Figure 1 shows the main equipment blocks used in this process. To achieve good separation and maximize hydrocarbon recovery, it’s usually necessary to use more than one separation stage and optimize the pressure setpoints at each stage.
The separation process is an interesting one because the crude oil flow, pressure and composition all can change quickly and drastically. This in turn can affect the available residence time needed for good separation. These sudden changes not only can vary the material balance, but also can change the mist content of the gas, the thickness of the emulsion layer at the interface between the water and the oil on the inlet side of the separator, and the foam thickness on the oil outlet side.
Usually, while the first stage of separation removes the sand and some of the gas, the flowrate and composition of the remaining mixture entering the second stage still varies.
This variation makes it difficult to prevent mist carryover on the gas side, vortex formation on the liquid side and high turbulance (high velocity) that can prevent good separation between the oil and water phases and cause formation of thick emulsion (rag) layers. Even if the residence time is sufficient for good separation, a thick emulsion layer can interfere with good interface detection, and excessive foaming can cause level measurement errors on the oil end of the separator.
Present practice
Figure 1: Separation of the multiphase stream into gas, oil and water components typically relies on gravity.
One of the worst—most wasteful and unsafe—practices that still prevails at some sites is the use of natural gas instead of instrument air in pneumatic control systems. Another, even more widely practiced characteristic of this industry is manual or semi-manual control of the process. Figure 2 shows some examples of this manual control philosophy, which results in control loop interactions that are left for the operators to handle. In addition, one can sometimes find multiple control valves used in series (LV-2205 and PV-2206 in Figure 2). Such valves can fight each other and thereby destabilize the operation.In the Figure 2 design, there is no automatic response to the variations in time constants of the process (residence time varies with load). The bypass flow controller (FIC throttling FV-2206) and the level controller (LIC throttling LD-2005A) can also fight each other (and burn up valuable pumping energy unnecessarity). This is not to say the present separation controls do not improve on the earlier, almost fully manual, control—they do. For example, using split-range control in Figure 2 is a step in the right direction.

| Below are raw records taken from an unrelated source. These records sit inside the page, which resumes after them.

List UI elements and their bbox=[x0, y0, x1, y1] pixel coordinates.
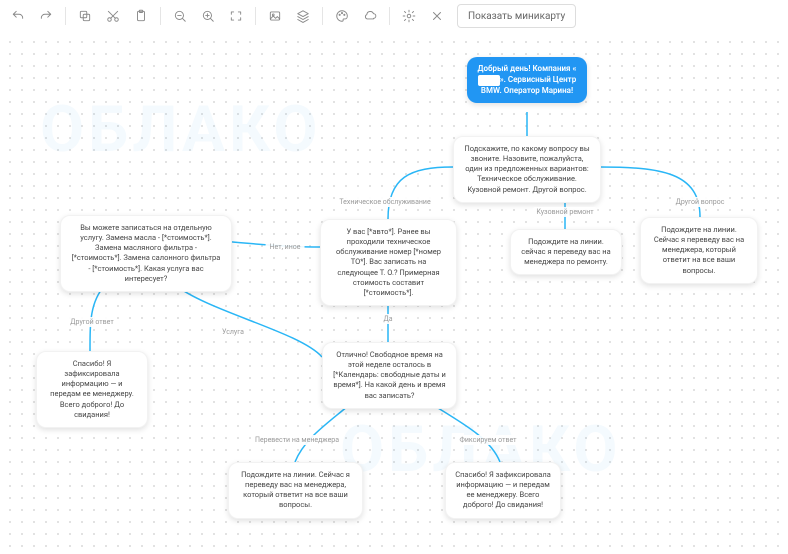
separator bbox=[322, 7, 323, 25]
node-root[interactable]: Добрый день! Компания « ». Сервисный Цен… bbox=[467, 57, 587, 103]
node-free-time[interactable]: Отлично! Свободное время на этой неделе … bbox=[322, 342, 457, 409]
separator bbox=[65, 7, 66, 25]
fit-icon[interactable] bbox=[224, 4, 248, 28]
label-fix-answer: Фиксируем ответ bbox=[455, 435, 520, 445]
label-service: Услуга bbox=[218, 327, 248, 337]
settings-icon[interactable] bbox=[397, 4, 421, 28]
label-to-manager: Перевести на менеджера bbox=[251, 435, 343, 445]
toolbar: Показать миникарту bbox=[0, 0, 788, 33]
close-icon[interactable] bbox=[425, 4, 449, 28]
undo-icon[interactable] bbox=[6, 4, 30, 28]
label-other: Другой вопрос bbox=[672, 197, 729, 207]
label-tech: Техническое обслуживание bbox=[335, 197, 434, 207]
separator bbox=[160, 7, 161, 25]
label-body: Кузовной ремонт bbox=[532, 207, 597, 217]
node-thanks-right[interactable]: Спасибо! Я зафиксировала информацию — и … bbox=[445, 462, 561, 519]
redacted-company bbox=[478, 75, 500, 86]
palette-icon[interactable] bbox=[330, 4, 354, 28]
cloud-icon[interactable] bbox=[358, 4, 382, 28]
layers-icon[interactable] bbox=[291, 4, 315, 28]
label-yes: Да bbox=[379, 314, 396, 324]
image-icon[interactable] bbox=[263, 4, 287, 28]
node-body-repair[interactable]: Подождите на линии. сейчас я переведу ва… bbox=[510, 229, 622, 275]
separator bbox=[255, 7, 256, 25]
node-thanks-left[interactable]: Спасибо! Я зафиксировала информацию — и … bbox=[36, 351, 148, 428]
label-no: Нет, иное bbox=[266, 242, 305, 252]
minimap-button[interactable]: Показать миникарту bbox=[457, 4, 576, 28]
node-tech-service[interactable]: У вас [*авто*]. Ранее вы проходили техни… bbox=[320, 219, 457, 306]
node-wait-manager[interactable]: Подождите на линии. Сейчас я переведу ва… bbox=[228, 462, 363, 519]
zoom-out-icon[interactable] bbox=[168, 4, 192, 28]
paste-icon[interactable] bbox=[129, 4, 153, 28]
node-services-list[interactable]: Вы можете записаться на отдельную услугу… bbox=[60, 215, 232, 292]
canvas[interactable]: ОБЛАКО ОБЛАКО Добрый день! Компания « ».… bbox=[0, 32, 788, 554]
redo-icon[interactable] bbox=[34, 4, 58, 28]
node-other-question[interactable]: Подождите на линии. Сейчас я переведу ва… bbox=[640, 217, 758, 284]
cut-icon[interactable] bbox=[101, 4, 125, 28]
node-reason[interactable]: Подскажите, по какому вопросу вы звоните… bbox=[453, 136, 601, 203]
zoom-in-icon[interactable] bbox=[196, 4, 220, 28]
copy-icon[interactable] bbox=[73, 4, 97, 28]
label-other-answer: Другой ответ bbox=[66, 317, 117, 327]
separator bbox=[389, 7, 390, 25]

Sensor and valve selection
For crude oil applications, control valves must be carefully selected because they can be exposed to the effects of severe flashing, outgassing and the associated erosion and vibration. Flashing (outgassing) occurs when the outlet pressure falls below the vapor pressure of the process fluid. This and the presence of fast-moving sand particles can cause erosion. One way to reduce erosion is to use multi-stage (multi-step) valves, which will split the pressure reduction into several steps, thereby more smoothly accommodating the vapor expansion.
Figure 2: The state of the art in separator control leaves room for improvement.

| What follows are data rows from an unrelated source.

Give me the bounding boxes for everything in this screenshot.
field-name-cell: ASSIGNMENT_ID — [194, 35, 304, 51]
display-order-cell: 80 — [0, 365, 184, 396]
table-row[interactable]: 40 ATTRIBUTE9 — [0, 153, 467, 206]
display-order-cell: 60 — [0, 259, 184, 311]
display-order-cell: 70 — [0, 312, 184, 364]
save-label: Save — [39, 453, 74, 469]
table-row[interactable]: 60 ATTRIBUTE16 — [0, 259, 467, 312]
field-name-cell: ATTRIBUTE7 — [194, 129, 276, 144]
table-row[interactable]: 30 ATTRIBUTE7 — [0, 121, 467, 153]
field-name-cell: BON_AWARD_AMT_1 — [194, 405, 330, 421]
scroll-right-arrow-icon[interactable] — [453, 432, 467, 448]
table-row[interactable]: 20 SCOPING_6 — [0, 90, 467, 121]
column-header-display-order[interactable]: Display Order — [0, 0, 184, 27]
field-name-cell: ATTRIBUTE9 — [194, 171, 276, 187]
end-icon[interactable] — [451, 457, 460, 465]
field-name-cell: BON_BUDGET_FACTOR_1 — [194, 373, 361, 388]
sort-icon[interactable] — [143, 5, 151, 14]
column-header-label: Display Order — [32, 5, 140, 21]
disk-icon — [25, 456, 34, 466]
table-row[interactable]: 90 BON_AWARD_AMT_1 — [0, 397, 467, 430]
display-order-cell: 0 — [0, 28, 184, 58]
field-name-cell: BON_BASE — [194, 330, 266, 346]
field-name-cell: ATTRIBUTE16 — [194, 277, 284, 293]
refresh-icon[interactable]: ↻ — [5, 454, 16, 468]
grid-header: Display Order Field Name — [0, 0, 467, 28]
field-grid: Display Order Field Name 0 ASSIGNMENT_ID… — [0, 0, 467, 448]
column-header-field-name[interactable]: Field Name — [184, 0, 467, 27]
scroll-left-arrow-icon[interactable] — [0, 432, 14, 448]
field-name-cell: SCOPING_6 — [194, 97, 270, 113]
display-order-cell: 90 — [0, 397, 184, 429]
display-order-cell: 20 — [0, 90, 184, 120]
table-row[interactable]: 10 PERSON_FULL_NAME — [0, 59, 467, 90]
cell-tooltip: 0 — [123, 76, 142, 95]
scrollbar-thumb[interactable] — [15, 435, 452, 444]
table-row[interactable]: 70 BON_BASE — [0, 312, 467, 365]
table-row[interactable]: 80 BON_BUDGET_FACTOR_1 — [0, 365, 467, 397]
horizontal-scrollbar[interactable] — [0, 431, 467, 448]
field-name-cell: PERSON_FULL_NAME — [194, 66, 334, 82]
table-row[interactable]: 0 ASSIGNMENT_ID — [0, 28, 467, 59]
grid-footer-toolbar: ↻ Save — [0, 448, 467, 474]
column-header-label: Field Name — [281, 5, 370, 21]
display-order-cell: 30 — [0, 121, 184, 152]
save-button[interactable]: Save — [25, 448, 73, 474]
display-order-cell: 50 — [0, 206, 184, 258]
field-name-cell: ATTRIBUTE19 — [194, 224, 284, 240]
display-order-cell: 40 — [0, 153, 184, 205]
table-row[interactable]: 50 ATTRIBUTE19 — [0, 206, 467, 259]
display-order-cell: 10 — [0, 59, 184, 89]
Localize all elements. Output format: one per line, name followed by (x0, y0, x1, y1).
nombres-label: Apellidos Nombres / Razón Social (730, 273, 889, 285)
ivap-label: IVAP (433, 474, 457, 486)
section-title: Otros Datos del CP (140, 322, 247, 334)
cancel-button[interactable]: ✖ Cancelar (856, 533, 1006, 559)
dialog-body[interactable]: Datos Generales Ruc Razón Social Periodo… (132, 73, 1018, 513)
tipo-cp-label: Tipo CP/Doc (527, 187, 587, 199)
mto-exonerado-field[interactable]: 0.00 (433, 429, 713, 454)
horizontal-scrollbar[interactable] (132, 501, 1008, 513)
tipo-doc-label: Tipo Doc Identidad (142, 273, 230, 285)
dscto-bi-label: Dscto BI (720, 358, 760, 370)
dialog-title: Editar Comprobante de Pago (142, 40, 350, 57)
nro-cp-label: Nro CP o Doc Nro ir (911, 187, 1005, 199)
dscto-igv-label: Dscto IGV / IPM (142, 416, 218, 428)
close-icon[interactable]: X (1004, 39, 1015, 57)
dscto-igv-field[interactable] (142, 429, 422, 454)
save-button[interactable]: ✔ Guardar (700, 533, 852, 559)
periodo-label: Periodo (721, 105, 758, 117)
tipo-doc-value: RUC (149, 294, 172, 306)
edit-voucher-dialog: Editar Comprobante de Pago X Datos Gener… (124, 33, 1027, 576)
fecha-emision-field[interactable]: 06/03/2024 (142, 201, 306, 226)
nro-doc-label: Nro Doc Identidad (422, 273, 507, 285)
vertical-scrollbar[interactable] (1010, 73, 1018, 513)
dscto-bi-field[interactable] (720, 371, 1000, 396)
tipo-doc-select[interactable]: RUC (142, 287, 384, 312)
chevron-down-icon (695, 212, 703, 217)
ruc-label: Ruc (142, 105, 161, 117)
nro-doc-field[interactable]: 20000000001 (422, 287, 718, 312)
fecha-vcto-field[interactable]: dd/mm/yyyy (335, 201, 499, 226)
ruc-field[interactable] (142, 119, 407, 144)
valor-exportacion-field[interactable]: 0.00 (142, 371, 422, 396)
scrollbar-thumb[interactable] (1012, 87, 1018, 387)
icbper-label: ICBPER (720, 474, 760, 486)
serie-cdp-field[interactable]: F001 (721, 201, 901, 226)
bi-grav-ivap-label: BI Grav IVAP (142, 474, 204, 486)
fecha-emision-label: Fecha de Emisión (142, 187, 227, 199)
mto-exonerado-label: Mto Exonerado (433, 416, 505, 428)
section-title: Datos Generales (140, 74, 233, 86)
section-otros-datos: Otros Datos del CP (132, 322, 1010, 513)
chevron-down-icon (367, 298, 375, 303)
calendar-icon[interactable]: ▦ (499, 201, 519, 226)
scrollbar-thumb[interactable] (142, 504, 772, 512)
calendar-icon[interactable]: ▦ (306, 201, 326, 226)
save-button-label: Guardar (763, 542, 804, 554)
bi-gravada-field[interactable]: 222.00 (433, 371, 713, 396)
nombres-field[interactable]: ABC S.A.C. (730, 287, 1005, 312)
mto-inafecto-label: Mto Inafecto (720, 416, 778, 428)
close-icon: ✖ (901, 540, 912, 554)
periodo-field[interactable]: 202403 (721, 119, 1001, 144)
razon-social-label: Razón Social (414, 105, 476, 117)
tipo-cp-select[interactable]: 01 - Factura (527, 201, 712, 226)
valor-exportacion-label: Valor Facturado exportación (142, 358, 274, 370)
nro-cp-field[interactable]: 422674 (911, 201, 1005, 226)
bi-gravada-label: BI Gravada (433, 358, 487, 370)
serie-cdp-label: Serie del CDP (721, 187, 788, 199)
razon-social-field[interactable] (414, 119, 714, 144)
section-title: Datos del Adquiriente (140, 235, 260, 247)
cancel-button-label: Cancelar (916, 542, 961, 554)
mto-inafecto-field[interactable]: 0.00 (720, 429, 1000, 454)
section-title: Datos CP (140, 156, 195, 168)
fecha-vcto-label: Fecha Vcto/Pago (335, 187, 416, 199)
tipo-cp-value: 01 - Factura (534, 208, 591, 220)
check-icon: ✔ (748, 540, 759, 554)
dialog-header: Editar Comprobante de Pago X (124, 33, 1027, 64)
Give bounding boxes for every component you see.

Courtesy of Oil and Gas Journal, Firouz Ardeshirian, Mehdi Mansuri, 9-28-1998
Measuring multiphase crude oil flows is more difficult. In older installations, individual phases of multiphase streams were either measured only after separation, or measuring total inflow was attempted using ΔP sensors (Venturi, V-cone, etc.), which aren’t suited for erosive, multiphase service, even if their pressure taps are protected from plugging by chemical seals with ceramic diaphragms. This isn’t only because their accuracy and rangeability are low, but also because the ΔP signal they generate varies with density, which is a function of the composition of the flowing mixture.
[pullquote]In more recent crude oil installations, one can find nuclear densitometers plus pressure and temperature sensors, which can help calculate the proportion of phases. Also more recently, some of the clamp-on Doppler ultrasonic and clamp-on microwave cross-correlation flowmeters have been used in applications where low accuracy is acceptable. These units, being mounted outside the pipe, are less subject to erosion damage or plugging than ΔP sensors, but on multiphase crude oil applications they usually fail because gas bubbles block the pulses.

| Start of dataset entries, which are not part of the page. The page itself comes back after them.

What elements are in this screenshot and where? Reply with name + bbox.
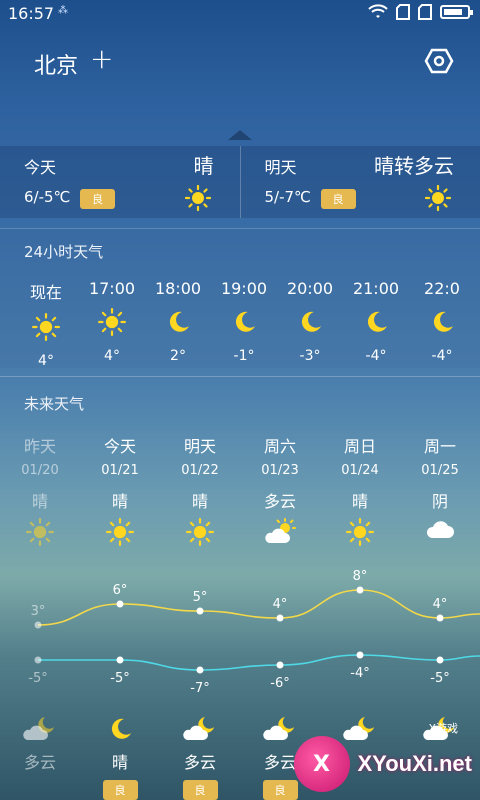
watermark: X游戏 X XYouXi.net [293,722,473,792]
today-summary[interactable]: 今天 晴 6/-5℃ 良 [0,146,240,218]
collapse-arrow-icon[interactable] [228,130,252,140]
moon-icon [346,308,406,336]
hourly-title: 24小时天气 [24,243,104,261]
hour-temp: 4° [104,348,120,364]
hour-temp: 2° [170,348,186,364]
low-temp-line [37,654,480,671]
hour-time: 现在 [29,283,62,302]
sim-indicator-icon: ⁂ [58,5,68,16]
hour-temp: 4° [38,353,54,369]
low-temp-label: -5° [430,671,449,686]
hour-time: 21:00 [352,279,400,298]
hour-time: 17:00 [88,279,136,298]
aqi-badge: 良 [182,780,218,800]
settings-icon[interactable] [424,48,454,74]
low-temp-point [356,651,364,659]
high-temp-point [356,586,364,594]
moon-icon [280,308,340,336]
high-temp-point [116,600,124,608]
add-city-button[interactable]: + [90,42,113,75]
hour-temp: -4° [431,348,453,364]
hour-temp: -1° [233,348,255,364]
moon-icon [148,308,208,336]
moon-icon [214,308,274,336]
high-temp-point [34,621,42,629]
sun-icon [82,308,142,336]
hour-time: 19:00 [220,279,268,298]
low-temp-label: -4° [350,666,369,681]
watermark-tag: X游戏 [428,722,458,735]
low-temp-point [436,656,444,664]
high-temp-label: 3° [31,604,46,619]
sun-icon [424,184,452,216]
low-temp-point [276,661,284,669]
today-condition: 晴 [193,154,214,178]
hour-temp: -3° [299,348,321,364]
low-temp-point [116,656,124,664]
high-temp-point [196,607,204,615]
night-item: 晴良 [80,715,160,800]
status-time: 16:57 [8,4,55,23]
low-temp-label: -5° [28,671,47,686]
high-temp-label: 5° [193,590,208,605]
night-condition: 多云 [23,753,56,772]
wifi-icon [368,4,388,18]
watermark-text: XYouXi.net [357,751,473,776]
status-bar: 16:57 ⁂ [0,0,480,28]
low-temp-label: -7° [190,681,209,696]
high-temp-label: 4° [273,597,288,612]
city-name[interactable]: 北京 [34,48,78,80]
hourly-item: 21:00 -4° [346,279,406,364]
sun-icon [16,313,76,341]
low-temp-point [196,666,204,674]
tomorrow-temp-range: 5/-7℃ [264,188,311,206]
high-temp-point [276,614,284,622]
today-label: 今天 [24,158,57,177]
sim-card-icon [396,4,410,20]
hourly-forecast[interactable]: 24小时天气 现在 4° 17:00 4° 18:00 2° 19:00 -1° 20:00 -3… [0,228,480,369]
today-aqi-badge: 良 [80,189,115,209]
low-temp-label: -6° [270,676,289,691]
sun-icon [184,184,212,216]
app-header: 北京 + [0,40,480,90]
hour-time: 20:00 [286,279,334,298]
hourly-item: 19:00 -1° [214,279,274,364]
aqi-badge: 良 [262,780,298,800]
night-condition: 多云 [183,753,216,772]
hourly-item: 18:00 2° [148,279,208,364]
hourly-item: 20:00 -3° [280,279,340,364]
hour-time: 22:0 [424,279,460,298]
cloud-moon-icon [160,715,240,743]
high-temp-label: 8° [353,569,368,584]
watermark-logo: X [293,736,350,792]
tomorrow-label: 明天 [264,158,297,177]
moon-icon [412,308,472,336]
moon-icon [80,715,160,743]
status-icons [368,4,473,20]
hour-temp: -4° [365,348,387,364]
night-item: 多云良 [160,715,240,800]
hourly-item: 现在 4° [16,279,76,369]
today-tomorrow-overview: 今天 晴 6/-5℃ 良 明天 晴转多云 5/-7℃ 良 [0,146,480,218]
hourly-item: 17:00 4° [82,279,142,364]
hour-time: 18:00 [154,279,202,298]
aqi-badge: 良 [102,780,138,800]
high-temp-label: 6° [113,583,128,598]
high-temp-label: 4° [433,597,448,612]
battery-icon [440,5,473,19]
low-temp-label: -5° [110,671,129,686]
low-temp-point [34,656,42,664]
night-condition: 晴 [111,753,128,772]
hourly-item: 22:0 -4° [412,279,472,364]
today-temp-range: 6/-5℃ [24,188,71,206]
tomorrow-aqi-badge: 良 [320,189,356,209]
high-temp-line [37,589,480,626]
tomorrow-summary[interactable]: 明天 晴转多云 5/-7℃ 良 [239,146,480,218]
sim-card-2-icon [418,4,432,20]
tomorrow-condition: 晴转多云 [374,154,454,178]
cloud-moon-icon [0,715,80,743]
high-temp-point [436,614,444,622]
night-item: 多云 [0,715,80,773]
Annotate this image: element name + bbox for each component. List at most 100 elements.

The best option is the Coriolis flowmeter. While no single meter is capable of measuring both total flow and the composition of multiphase flows, the Coriolis flowmeter can measure both mass flow and density of the flowing mixture. Based on these two measurements (plus pressure and temperature), the composition of the mixture can be calculated. Unfortunately, it’s difficult to maintain flow-tube oscillation when more than 1-2% gas is present because the gas induces high and rapidly fluctuating damping (up to three orders of magnitude higher than for single-phase conditions), and this causes the meter to "stall" (fail).
The tasks of level measurements are less challanging. On the inlet end of the separator, the water-oil interface can be measured by magnetostrictive floats or, if one prefers, external, non-wetted sensors or nuclear gauges. More recently, instead of attempting to measure the interface as if it were at a single level, profile sensors are used. In that case, the froth layer thickness is also measured, as the multiple magnetostrictive float switches or point-sensing nuclear switches identify the contents of the separator at a fairly large number of elevation points. On the oil end of the separator, standard ΔP level measurement gives acceptable performance if the ΔP-cell is protected by extended diaphragm chemical seals on both sides.